A couple weeks ago, I accepted an invitation to get coffee with someone I’d never met before. Asking someone you don’t know well out for coffee seems normal, but I mean it when I say that I’d never met this person before — I didn’t even know what he (or she) looked like. The idea was to have fun and maybe make a new friend. The initiative came from a new campus group called Argo UMich.

Argo finds it can sometimes be hard to meet people outside the confines of class, something students across the University can related to.  finds it can sometimes be hard to meet people outside the confines of class. It’s intimidating to strike up a conversation with someone who just happens to be walking across the Diag in the same direction as you — as Argo explained in an e-mail with the Daily, “If you’re not in the same class or club, you don’t have an excuse.” Sometimes you’re too busy to join new clubs or take on more extracurricular activities. Maybe partying isn’t really your scene because you prefer talking to people one-on-one in places where you don’t find it necessary to shout over the music.

You probably know you’re capable of being funny and interesting — that you’re able to hold a conversation, but only if you’re given the chance to get one started. And it can be hard to maintain relationships when you’re not involved in activities with your friends, instead having to schedule times when you can meet up in person. With all of those things in mind, I signed up for a Friday afternoon slot at Sweetwaters on East Liberty Street. At the very least, I figured I’d be able to enjoy a hot cup of tea and some macarons.

Argo sends e-mails to each pair of students a few minutes before their friend-date is supposed to start, providing each with a link to the other’s Facebook page and offering a short list of questions to get the conversation going. But since I don’t have data on my phone and was coming straight from class, I didn’t have a chance to so much as glance at my mystery-friend’s profile picture, and worried that I wouldn’t be able to recognize whoever I was meeting. Almost as soon as I walked in, though, I was greeted by another girl with the words, “Hi, are you here for Argo?”

Over hot drinks, we got as far as the first question Argo had sent along — What is something you used to do as a child that you wish you could still do? Then the talk went in a totally different direction as we discovered a strong passion we both shared: a love of art. We swapped preferences for paints and the best places to buy art supplies (agreeing on www.dickblick.com, nodding sadly to the Walgreens that was once Michigan Book & Supply). We complimented pictures of one another’s pieces that we had on our laptops and phones. When it was time for both of us to leave, we looked up and found the hour had flown by.

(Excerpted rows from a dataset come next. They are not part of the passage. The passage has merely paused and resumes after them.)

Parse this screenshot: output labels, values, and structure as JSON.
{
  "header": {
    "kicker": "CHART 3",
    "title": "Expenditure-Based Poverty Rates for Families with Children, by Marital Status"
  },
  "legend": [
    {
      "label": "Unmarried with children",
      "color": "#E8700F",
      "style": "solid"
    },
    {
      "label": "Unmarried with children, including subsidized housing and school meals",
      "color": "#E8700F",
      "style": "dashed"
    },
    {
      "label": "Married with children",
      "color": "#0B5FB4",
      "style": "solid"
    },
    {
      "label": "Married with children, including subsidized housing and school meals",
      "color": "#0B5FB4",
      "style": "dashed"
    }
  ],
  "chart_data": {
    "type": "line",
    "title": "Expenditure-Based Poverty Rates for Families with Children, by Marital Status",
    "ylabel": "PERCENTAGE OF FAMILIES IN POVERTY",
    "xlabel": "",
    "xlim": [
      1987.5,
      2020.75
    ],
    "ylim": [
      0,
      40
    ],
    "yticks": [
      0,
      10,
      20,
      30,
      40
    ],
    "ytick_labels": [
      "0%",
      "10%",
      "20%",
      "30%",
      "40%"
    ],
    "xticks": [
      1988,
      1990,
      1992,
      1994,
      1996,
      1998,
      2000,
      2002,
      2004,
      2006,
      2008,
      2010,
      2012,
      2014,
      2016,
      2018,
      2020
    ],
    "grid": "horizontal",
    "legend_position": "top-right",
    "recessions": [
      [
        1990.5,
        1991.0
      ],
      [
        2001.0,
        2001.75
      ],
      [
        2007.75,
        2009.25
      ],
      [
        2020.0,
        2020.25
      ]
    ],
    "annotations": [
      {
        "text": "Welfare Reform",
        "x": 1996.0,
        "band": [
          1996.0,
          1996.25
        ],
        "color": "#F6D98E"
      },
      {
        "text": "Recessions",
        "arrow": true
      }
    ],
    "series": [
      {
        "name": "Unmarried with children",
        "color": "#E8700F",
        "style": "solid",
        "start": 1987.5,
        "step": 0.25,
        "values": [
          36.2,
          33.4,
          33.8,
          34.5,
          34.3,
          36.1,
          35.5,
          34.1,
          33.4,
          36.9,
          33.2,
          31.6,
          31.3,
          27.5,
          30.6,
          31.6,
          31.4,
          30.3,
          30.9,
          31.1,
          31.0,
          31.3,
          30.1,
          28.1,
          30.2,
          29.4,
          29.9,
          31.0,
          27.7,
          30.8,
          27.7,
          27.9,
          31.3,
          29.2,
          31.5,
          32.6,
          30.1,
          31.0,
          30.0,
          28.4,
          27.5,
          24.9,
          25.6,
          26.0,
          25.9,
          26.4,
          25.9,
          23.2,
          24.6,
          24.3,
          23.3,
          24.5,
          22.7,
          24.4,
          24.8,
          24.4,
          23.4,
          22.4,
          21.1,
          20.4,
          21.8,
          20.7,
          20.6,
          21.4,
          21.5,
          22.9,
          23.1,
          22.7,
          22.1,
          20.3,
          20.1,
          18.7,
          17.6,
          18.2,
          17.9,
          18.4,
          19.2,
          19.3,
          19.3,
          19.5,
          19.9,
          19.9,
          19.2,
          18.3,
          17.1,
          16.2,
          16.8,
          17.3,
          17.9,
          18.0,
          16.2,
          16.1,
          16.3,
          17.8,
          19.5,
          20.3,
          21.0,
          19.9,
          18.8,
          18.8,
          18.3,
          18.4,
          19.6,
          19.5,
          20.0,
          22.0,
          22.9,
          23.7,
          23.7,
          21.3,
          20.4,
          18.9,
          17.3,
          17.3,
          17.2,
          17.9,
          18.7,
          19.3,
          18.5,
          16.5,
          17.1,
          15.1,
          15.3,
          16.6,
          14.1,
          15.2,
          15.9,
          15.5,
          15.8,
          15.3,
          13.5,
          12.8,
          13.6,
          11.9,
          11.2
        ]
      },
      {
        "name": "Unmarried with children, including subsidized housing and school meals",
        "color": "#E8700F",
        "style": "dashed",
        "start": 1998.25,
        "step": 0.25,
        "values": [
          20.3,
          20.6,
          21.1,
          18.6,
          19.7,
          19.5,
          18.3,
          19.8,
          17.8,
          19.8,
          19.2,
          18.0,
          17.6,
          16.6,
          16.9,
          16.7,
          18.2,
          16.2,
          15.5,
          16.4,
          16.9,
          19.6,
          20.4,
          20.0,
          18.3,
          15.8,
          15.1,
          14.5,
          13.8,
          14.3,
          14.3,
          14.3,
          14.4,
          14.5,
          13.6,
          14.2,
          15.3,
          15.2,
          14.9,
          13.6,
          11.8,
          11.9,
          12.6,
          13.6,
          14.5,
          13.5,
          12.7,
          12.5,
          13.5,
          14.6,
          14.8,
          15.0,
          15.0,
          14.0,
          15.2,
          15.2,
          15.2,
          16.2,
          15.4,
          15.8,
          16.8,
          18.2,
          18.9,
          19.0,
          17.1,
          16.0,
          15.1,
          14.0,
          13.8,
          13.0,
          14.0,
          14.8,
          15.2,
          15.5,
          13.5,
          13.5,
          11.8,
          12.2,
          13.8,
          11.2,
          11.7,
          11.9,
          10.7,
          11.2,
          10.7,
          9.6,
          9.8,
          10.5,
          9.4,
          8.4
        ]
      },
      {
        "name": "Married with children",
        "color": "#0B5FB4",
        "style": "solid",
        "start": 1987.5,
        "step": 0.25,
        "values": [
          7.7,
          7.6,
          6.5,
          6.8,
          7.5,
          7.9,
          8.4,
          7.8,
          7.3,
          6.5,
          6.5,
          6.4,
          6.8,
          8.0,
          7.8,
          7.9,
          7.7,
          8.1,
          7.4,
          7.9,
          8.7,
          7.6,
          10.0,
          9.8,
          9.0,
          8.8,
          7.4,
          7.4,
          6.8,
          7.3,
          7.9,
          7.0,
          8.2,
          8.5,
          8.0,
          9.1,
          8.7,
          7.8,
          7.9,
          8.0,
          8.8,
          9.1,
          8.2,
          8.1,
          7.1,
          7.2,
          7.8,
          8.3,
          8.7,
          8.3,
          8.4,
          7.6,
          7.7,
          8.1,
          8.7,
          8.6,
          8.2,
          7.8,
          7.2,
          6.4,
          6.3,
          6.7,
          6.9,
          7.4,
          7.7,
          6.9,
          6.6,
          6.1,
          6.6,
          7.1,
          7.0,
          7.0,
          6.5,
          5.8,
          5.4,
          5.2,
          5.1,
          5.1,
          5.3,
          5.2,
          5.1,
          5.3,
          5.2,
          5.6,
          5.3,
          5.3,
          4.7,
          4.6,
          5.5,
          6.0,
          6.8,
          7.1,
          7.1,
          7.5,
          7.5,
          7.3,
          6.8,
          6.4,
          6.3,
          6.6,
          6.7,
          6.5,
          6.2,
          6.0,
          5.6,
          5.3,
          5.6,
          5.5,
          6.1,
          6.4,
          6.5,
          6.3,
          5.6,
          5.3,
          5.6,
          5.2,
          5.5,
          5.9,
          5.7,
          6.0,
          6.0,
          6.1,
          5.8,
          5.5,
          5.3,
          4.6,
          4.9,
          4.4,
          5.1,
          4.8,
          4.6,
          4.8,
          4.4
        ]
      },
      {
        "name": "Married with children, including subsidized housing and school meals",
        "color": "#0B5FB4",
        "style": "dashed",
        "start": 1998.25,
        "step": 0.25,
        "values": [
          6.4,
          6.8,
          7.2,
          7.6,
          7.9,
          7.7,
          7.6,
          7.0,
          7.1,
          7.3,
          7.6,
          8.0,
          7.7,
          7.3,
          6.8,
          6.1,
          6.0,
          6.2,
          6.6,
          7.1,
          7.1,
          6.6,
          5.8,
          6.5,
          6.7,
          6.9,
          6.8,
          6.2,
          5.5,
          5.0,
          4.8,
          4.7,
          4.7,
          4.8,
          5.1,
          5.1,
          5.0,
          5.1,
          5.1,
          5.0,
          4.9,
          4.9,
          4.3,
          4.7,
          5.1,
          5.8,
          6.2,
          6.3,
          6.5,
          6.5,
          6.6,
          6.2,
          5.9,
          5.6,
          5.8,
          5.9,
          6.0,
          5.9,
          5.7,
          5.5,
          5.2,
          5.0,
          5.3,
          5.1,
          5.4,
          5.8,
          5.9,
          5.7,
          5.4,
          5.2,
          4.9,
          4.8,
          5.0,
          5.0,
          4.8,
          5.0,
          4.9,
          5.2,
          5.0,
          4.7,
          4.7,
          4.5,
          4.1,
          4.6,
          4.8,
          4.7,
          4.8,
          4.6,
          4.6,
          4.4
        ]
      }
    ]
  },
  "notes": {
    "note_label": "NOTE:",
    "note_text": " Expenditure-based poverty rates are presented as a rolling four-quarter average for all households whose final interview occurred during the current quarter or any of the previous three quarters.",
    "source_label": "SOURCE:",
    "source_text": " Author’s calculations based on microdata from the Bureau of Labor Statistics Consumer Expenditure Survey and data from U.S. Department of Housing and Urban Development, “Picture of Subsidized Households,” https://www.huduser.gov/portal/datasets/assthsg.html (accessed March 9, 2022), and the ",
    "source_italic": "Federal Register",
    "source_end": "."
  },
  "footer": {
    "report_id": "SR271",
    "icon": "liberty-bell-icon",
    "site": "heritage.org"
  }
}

As Argo had hoped would be the case, we had fun. Though the organization doesn’t match people for their preferences, instead using time and location to set up the coffee dates, we were able to find an area which we had a lot in common, and that’s what Argo hopes for: “We know there is something really exciting and powerful about meeting someone new and discovering all that you have in common and all that makes you different — and we don’t think students get the opportunity to connect with one another in this way very often, if at all.”

Though I haven’t kept in touch with the girl I talked to that rainy Friday afternoon, I did enjoy myself as we shared stories of something we both love doing. And I was able to relax because I knew we had each chosen to be in that place at that time, listening to one another. “Both parties sign up for our service,” Argo says. “So both parties want to meet someone new. … That eliminates a lot of the anxiety we feel when we don’t know if someone actually wants us to talk to them.”

Overall, the response to Argo has been very positive: “We don’t personally know the majority of students who signed up for friend-dates, and that’s been really validating because it tells us that yes, there is a problem, and Argo might be the way to solve it.”

Ultimately, they want to help people recognize that there are others out there who feel the same way they do — who understand how, without a class or club to provide a connection, starting conversations might seem a little weird.

“You can’t just strike up a conversation with the person next to you at the dining hall without getting, at least in some way, a ‘why are you talking to me?’ vibe,” Argo explains. It’s hard to turn strangers into friends, and Argo understands this — it’s what spawned the idea for the organization in the first place. As students become comfortable with Argo, and as it becomes a part of the culture here on campus, the organization aims to continue expanding its reach by taking the openness it promotes outside the boundaries of friend-dates. “Eventually, our hope is that after using Argo a handful of times, students will learn that they can talk to anyone, and even more so, that they should.”